Graham and Son (Builders) Ltd [2007] CSOH 94. These cases do not focus
on technical aspects of pleadings and are concerned with issues specific to the
particular cases determined after proof. Counsel for the pursuer did submit
that he could draw assistance from Wilkes, page 674C-D. Counsel
stated that a judgment about the degree of care reasonably to be expected in
all the circumstances required to be made and that required a proof about the
facts to enable such a judgment to be made. I think there is force in that
general submission. Counsel for the pursuer submitted that the Court was not
entitled to dismiss the pursuer's action as irrelevant as the Court could not
be satisfied that, even if the pursuer proves all his averments, that the
action must necessarily fail.
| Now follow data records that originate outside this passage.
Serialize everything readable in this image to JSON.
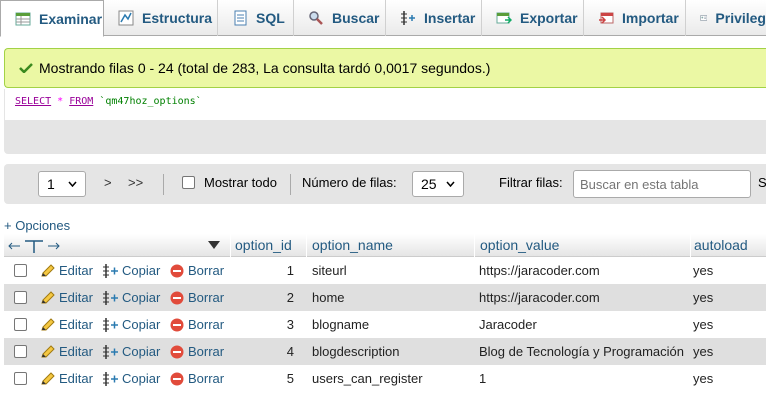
{
  "tabs": [
    {
      "label": "Examinar",
      "icon": "browse-icon"
    },
    {
      "label": "Estructura",
      "icon": "structure-icon"
    },
    {
      "label": "SQL",
      "icon": "sql-icon"
    },
    {
      "label": "Buscar",
      "icon": "search-icon"
    },
    {
      "label": "Insertar",
      "icon": "insert-icon"
    },
    {
      "label": "Exportar",
      "icon": "export-icon"
    },
    {
      "label": "Importar",
      "icon": "import-icon"
    },
    {
      "label": "Privileg",
      "icon": "privileges-icon"
    }
  ],
  "message": "Mostrando filas 0 - 24 (total de 283, La consulta tardó 0,0017 segundos.)",
  "query": {
    "select": "SELECT",
    "star": "*",
    "from": "FROM",
    "table": "`qm47hoz_options`"
  },
  "nav": {
    "page": "1",
    "next": ">",
    "last": ">>",
    "show_all": "Mostrar todo",
    "rows_label": "Número de filas:",
    "rows_value": "25",
    "filter_label": "Filtrar filas:",
    "filter_placeholder": "Buscar en esta tabla",
    "cut_text": "S"
  },
  "options_link": "+ Opciones",
  "columns": [
    "option_id",
    "option_name",
    "option_value",
    "autoload"
  ],
  "actions": {
    "edit": "Editar",
    "copy": "Copiar",
    "delete": "Borrar"
  },
  "rows": [
    {
      "option_id": "1",
      "option_name": "siteurl",
      "option_value": "https://jaracoder.com",
      "autoload": "yes"
    },
    {
      "option_id": "2",
      "option_name": "home",
      "option_value": "https://jaracoder.com",
      "autoload": "yes"
    },
    {
      "option_id": "3",
      "option_name": "blogname",
      "option_value": "Jaracoder",
      "autoload": "yes"
    },
    {
      "option_id": "4",
      "option_name": "blogdescription",
      "option_value": "Blog de Tecnología y Programación",
      "autoload": "yes"
    },
    {
      "option_id": "5",
      "option_name": "users_can_register",
      "option_value": "1",
      "autoload": "yes"
    }
  ],
  "colors": {
    "link": "#235a81",
    "success_bg": "#ebf8a4",
    "success_border": "#a2d246",
    "even_row": "#dfdfdf"
  }
}
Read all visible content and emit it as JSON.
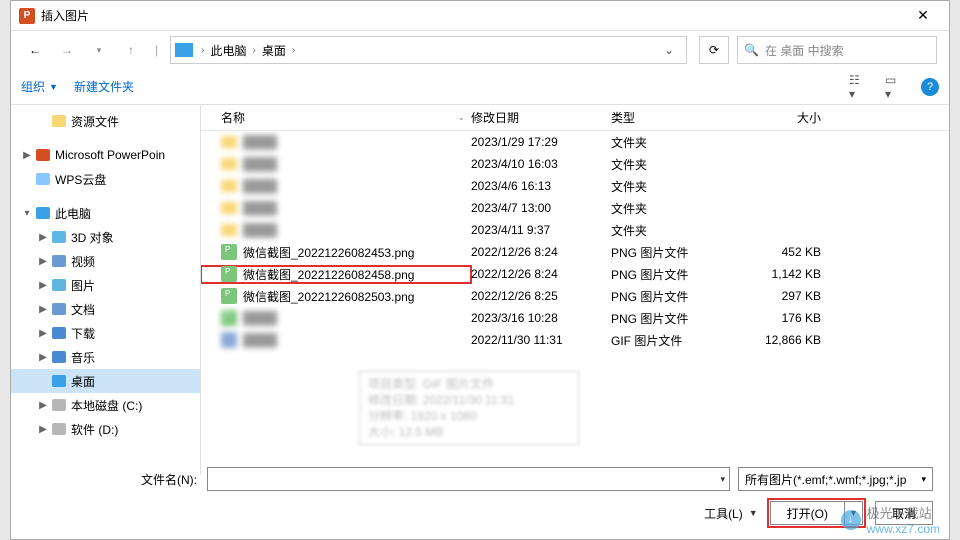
{
  "dialog": {
    "title": "插入图片",
    "app_icon_letter": "P"
  },
  "nav": {
    "path_segments": [
      "此电脑",
      "桌面"
    ],
    "search_placeholder": "在 桌面 中搜索"
  },
  "toolbar": {
    "organize": "组织",
    "new_folder": "新建文件夹"
  },
  "sidebar": {
    "items": [
      {
        "label": "资源文件",
        "icon": "folder",
        "depth": 1,
        "expander": ""
      },
      {
        "label": "Microsoft PowerPoin",
        "icon": "ppt",
        "depth": 0,
        "expander": "▶"
      },
      {
        "label": "WPS云盘",
        "icon": "cloud",
        "depth": 0,
        "expander": ""
      },
      {
        "label": "此电脑",
        "icon": "pc",
        "depth": 0,
        "expander": "▾"
      },
      {
        "label": "3D 对象",
        "icon": "3d",
        "depth": 1,
        "expander": "▶"
      },
      {
        "label": "视频",
        "icon": "video",
        "depth": 1,
        "expander": "▶"
      },
      {
        "label": "图片",
        "icon": "pictures",
        "depth": 1,
        "expander": "▶"
      },
      {
        "label": "文档",
        "icon": "docs",
        "depth": 1,
        "expander": "▶"
      },
      {
        "label": "下载",
        "icon": "downloads",
        "depth": 1,
        "expander": "▶"
      },
      {
        "label": "音乐",
        "icon": "music",
        "depth": 1,
        "expander": "▶"
      },
      {
        "label": "桌面",
        "icon": "desktop",
        "depth": 1,
        "expander": "",
        "selected": true
      },
      {
        "label": "本地磁盘 (C:)",
        "icon": "drive",
        "depth": 1,
        "expander": "▶"
      },
      {
        "label": "软件 (D:)",
        "icon": "drive",
        "depth": 1,
        "expander": "▶"
      }
    ]
  },
  "columns": {
    "name": "名称",
    "date": "修改日期",
    "type": "类型",
    "size": "大小"
  },
  "rows": [
    {
      "name": "",
      "date": "2023/1/29 17:29",
      "type": "文件夹",
      "size": "",
      "icon": "folder",
      "blurred": true
    },
    {
      "name": "",
      "date": "2023/4/10 16:03",
      "type": "文件夹",
      "size": "",
      "icon": "folder",
      "blurred": true
    },
    {
      "name": "",
      "date": "2023/4/6 16:13",
      "type": "文件夹",
      "size": "",
      "icon": "folder",
      "blurred": true
    },
    {
      "name": "",
      "date": "2023/4/7 13:00",
      "type": "文件夹",
      "size": "",
      "icon": "folder",
      "blurred": true
    },
    {
      "name": "",
      "date": "2023/4/11 9:37",
      "type": "文件夹",
      "size": "",
      "icon": "folder",
      "blurred": true
    },
    {
      "name": "微信截图_20221226082453.png",
      "date": "2022/12/26 8:24",
      "type": "PNG 图片文件",
      "size": "452 KB",
      "icon": "png"
    },
    {
      "name": "微信截图_20221226082458.png",
      "date": "2022/12/26 8:24",
      "type": "PNG 图片文件",
      "size": "1,142 KB",
      "icon": "png",
      "highlighted": true
    },
    {
      "name": "微信截图_20221226082503.png",
      "date": "2022/12/26 8:25",
      "type": "PNG 图片文件",
      "size": "297 KB",
      "icon": "png"
    },
    {
      "name": "",
      "date": "2023/3/16 10:28",
      "type": "PNG 图片文件",
      "size": "176 KB",
      "icon": "png",
      "blurred": true
    },
    {
      "name": "",
      "date": "2022/11/30 11:31",
      "type": "GIF 图片文件",
      "size": "12,866 KB",
      "icon": "gif",
      "blurred": true
    }
  ],
  "tooltip": {
    "l1": "项目类型: GIF 图片文件",
    "l2": "修改日期: 2022/11/30 11:31",
    "l3": "分辨率: 1920 x 1080",
    "l4": "大小: 12.5 MB"
  },
  "footer": {
    "filename_label": "文件名(N):",
    "filter_label": "所有图片(*.emf;*.wmf;*.jpg;*.jp",
    "tools": "工具(L)",
    "open": "打开(O)",
    "cancel": "取消"
  },
  "watermark": {
    "name": "极光下载站",
    "url": "www.xz7.com"
  }
}
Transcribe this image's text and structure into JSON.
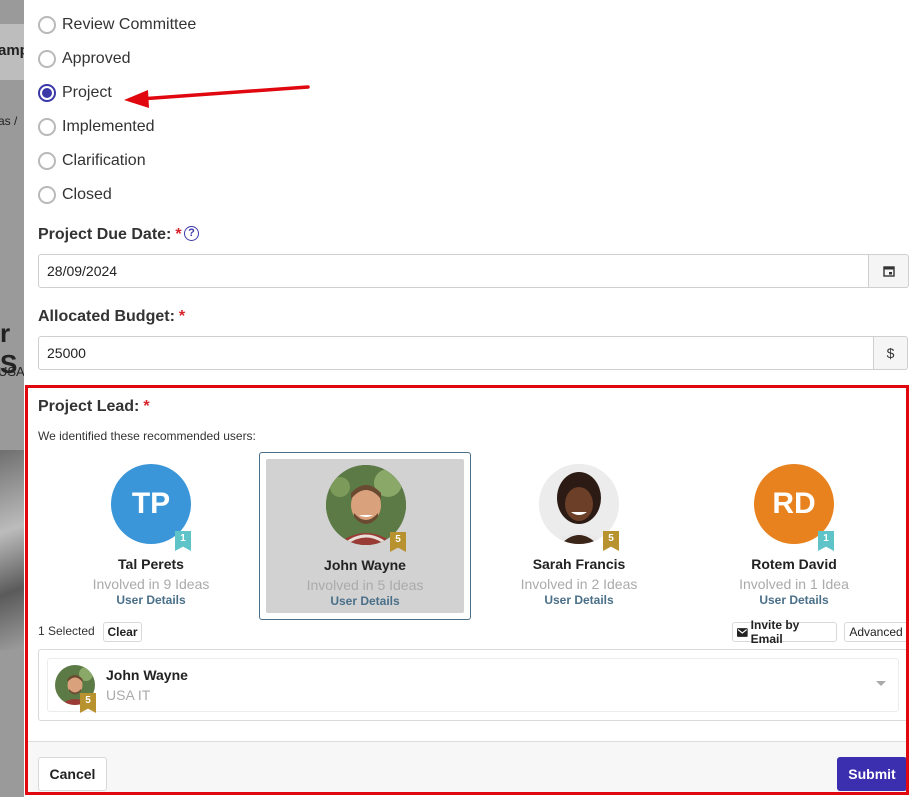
{
  "background": {
    "snippets": [
      "amp",
      "as /",
      "r S",
      "USA"
    ]
  },
  "status_options": [
    {
      "label": "Review Committee",
      "checked": false
    },
    {
      "label": "Approved",
      "checked": false
    },
    {
      "label": "Project",
      "checked": true
    },
    {
      "label": "Implemented",
      "checked": false
    },
    {
      "label": "Clarification",
      "checked": false
    },
    {
      "label": "Closed",
      "checked": false
    }
  ],
  "due_date": {
    "label": "Project Due Date:",
    "required_mark": "*",
    "help_icon": "question-circle-icon",
    "value": "28/09/2024",
    "calendar_icon": "calendar-icon"
  },
  "budget": {
    "label": "Allocated Budget:",
    "required_mark": "*",
    "value": "25000",
    "currency": "$"
  },
  "project_lead": {
    "label": "Project Lead:",
    "required_mark": "*",
    "recommended_text": "We identified these recommended users:",
    "users": [
      {
        "initials": "TP",
        "name": "Tal Perets",
        "involvement": "Involved in 9 Ideas",
        "details_link": "User Details",
        "badge": "1",
        "avatar_color": "#3a96d8",
        "selected": false
      },
      {
        "initials": "",
        "name": "John Wayne",
        "involvement": "Involved in 5 Ideas",
        "details_link": "User Details",
        "badge": "5",
        "avatar_color": "#4f6f3c",
        "selected": true
      },
      {
        "initials": "",
        "name": "Sarah Francis",
        "involvement": "Involved in 2 Ideas",
        "details_link": "User Details",
        "badge": "5",
        "avatar_color": "#e8e8e8",
        "selected": false
      },
      {
        "initials": "RD",
        "name": "Rotem David",
        "involvement": "Involved in 1 Idea",
        "details_link": "User Details",
        "badge": "1",
        "avatar_color": "#e8821e",
        "selected": false
      }
    ],
    "selected_count": "1 Selected",
    "clear_label": "Clear",
    "invite_label": "Invite by Email",
    "invite_icon": "envelope-icon",
    "advanced_label": "Advanced",
    "selected_user": {
      "name": "John Wayne",
      "department": "USA IT",
      "badge": "5"
    }
  },
  "footer": {
    "cancel_label": "Cancel",
    "submit_label": "Submit"
  },
  "colors": {
    "accent": "#3b39a8",
    "submit": "#3b2fb0",
    "highlight_frame": "#e0080e",
    "arrow": "#e0080e"
  }
}
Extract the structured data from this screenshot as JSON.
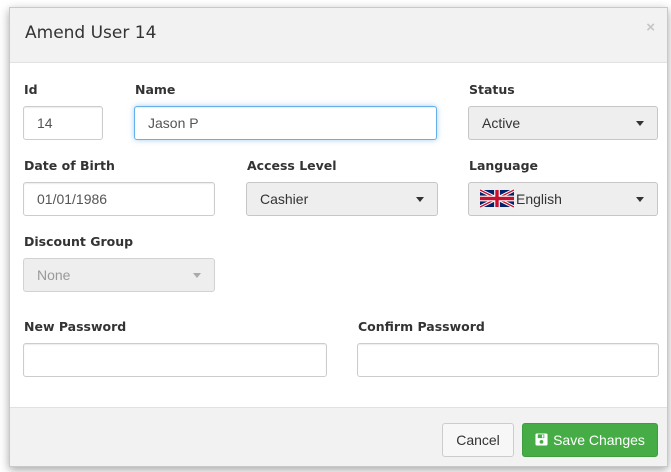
{
  "dialog": {
    "title": "Amend User 14",
    "close_glyph": "×"
  },
  "fields": {
    "id": {
      "label": "Id",
      "value": "14"
    },
    "name": {
      "label": "Name",
      "value": "Jason P"
    },
    "status": {
      "label": "Status",
      "value": "Active"
    },
    "dob": {
      "label": "Date of Birth",
      "value": "01/01/1986"
    },
    "access_level": {
      "label": "Access Level",
      "value": "Cashier"
    },
    "language": {
      "label": "Language",
      "value": "English",
      "icon": "uk-flag-icon"
    },
    "discount_group": {
      "label": "Discount Group",
      "value": "None",
      "disabled": true
    },
    "new_password": {
      "label": "New Password",
      "value": ""
    },
    "confirm_password": {
      "label": "Confirm Password",
      "value": ""
    }
  },
  "footer": {
    "cancel_label": "Cancel",
    "save_label": "Save Changes",
    "save_icon": "floppy-disk-icon"
  },
  "colors": {
    "save_button": "#46ad46",
    "focus_border": "#66afe9"
  }
}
I consider that this submission by counsel for
the pursuer is well founded. As I have stated, I consider that the facts of
the case are critical. It is only from the assessment of the facts that it
will be possible to judge properly whether there has been a breach of duty and
negligence on the part of the first defender. I am satisfied that although the
averments founding and averring breach of duty are sparse, that does not entitle
me at this stage to conclude that the pursuer's case must necessarily fail. On
the issues argued before me, I am not prepared to grant dismissal as requested
by counsel for the first defenders. I therefore reserve the first defender's
first plea-in-law and allow a proof before answer.